Antichamber didn't really have an "original vision". I made a bunch of prototypes from 2006 – 2008. When I was in my final year of university in 2009, I created Hazard in 6 months of my spare time as a way of drawing together my earlier prototypes into a more complete experience. This version of Hazard was a complete mod, created in Unreal Tournament 3.

Though this version was received well in Make Something Unreal and a couple of other competitions, there's a big difference between what people expect from a mod versus what they expect from a standalone game, so the next 3 years was spent getting the game up to a commercially viable standard.

In order to be taken seriously as a standalone game, I had to ensure that it flowed correctly, had proper art, had complete sound design, ran well on a variety of hardware, was marketed correctly, was worth the price people paid for it, etc. When you're one person all of this takes quite a long time to understand and get right.

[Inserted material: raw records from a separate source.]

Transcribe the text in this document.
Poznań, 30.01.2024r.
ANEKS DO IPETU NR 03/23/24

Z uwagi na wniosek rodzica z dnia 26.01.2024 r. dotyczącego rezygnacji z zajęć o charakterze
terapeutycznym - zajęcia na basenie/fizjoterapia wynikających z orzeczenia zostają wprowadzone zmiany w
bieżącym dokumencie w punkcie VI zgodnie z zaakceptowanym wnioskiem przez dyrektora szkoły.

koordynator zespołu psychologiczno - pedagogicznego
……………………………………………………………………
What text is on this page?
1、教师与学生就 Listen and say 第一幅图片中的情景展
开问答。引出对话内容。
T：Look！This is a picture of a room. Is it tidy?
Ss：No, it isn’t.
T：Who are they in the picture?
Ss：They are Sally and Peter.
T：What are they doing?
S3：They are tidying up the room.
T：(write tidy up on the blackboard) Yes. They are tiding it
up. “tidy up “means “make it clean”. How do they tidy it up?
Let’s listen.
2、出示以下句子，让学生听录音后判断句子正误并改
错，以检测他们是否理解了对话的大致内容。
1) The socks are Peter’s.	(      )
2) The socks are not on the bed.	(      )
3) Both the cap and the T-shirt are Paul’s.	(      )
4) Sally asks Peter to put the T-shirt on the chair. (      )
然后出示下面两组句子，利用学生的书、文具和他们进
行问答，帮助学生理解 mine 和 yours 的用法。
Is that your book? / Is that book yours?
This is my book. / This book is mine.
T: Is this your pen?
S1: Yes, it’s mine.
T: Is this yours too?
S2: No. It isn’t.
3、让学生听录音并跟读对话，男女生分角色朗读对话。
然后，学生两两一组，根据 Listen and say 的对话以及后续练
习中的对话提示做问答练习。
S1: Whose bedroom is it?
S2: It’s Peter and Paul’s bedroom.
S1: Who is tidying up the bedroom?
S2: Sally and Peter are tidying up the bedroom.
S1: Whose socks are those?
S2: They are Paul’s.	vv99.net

The graphics in Antichamber are very minimalistic, devoid of any frivolous detail that may distract the player. How do you balance between minimalism and immersion?

Through a whole lot of playtesting and refinement. Almost all of the detail in the game, whether it's a splash of colour, a staircase, a window or a bend in geometry is there because the game required it to be there for the puzzles or the flow, or to draw the players focus around correctly.

If I added an unnecessary detail to a wall, players were then going to pay way too much attention to it and think that it was a puzzle, while forgetting knowledge about the real puzzles they were supposed to solve. If I got line of sight wrong, players were constantly forgetting about what was behind them, or weren't being tempted by what came next and would lose interest. If key areas were important and needed to be memorable, I'd add details to them that differentiated them from other areas in the game.

The game is deliberately cryptic in its philosophical and metaphysical messages. What key messages do you want the player to understand by the end of the game?

I'm not actually going to answer this question. There's more than enough in the game for people to read their own interpretations of it, and my intent no longer matters.

To what extent do you see your game as a piece of art? Why?

I don't really discuss the whole "games as art" angle. If people play Antichamber and they think that it's a piece of art, that's fine, and it's not something that I shied away from throughout development. The debate itself is fairly pointless, though.

The game hints that there are rooms in Antichamber which are yet to be explored. What future updates, if any, are you planning for the game?

I've learned not to comment on what my plans are for future development. Otherwise I risk setting false expectations for things that may never eventuate. All that really matters is what actually gets done and into people's hands.

What can we look forward from you over the next 5 years?

I have no idea. I'm pretty sure I'm going to be one of those developers that disappears for a couple of years then maybe shows up with another game at some stage in the future. Five years is a long time, and I'm pretty sure that my previous answers to "where are you going to be in five years" would have been nothing remotely close to where I actually am today. I go where my circumstances take me.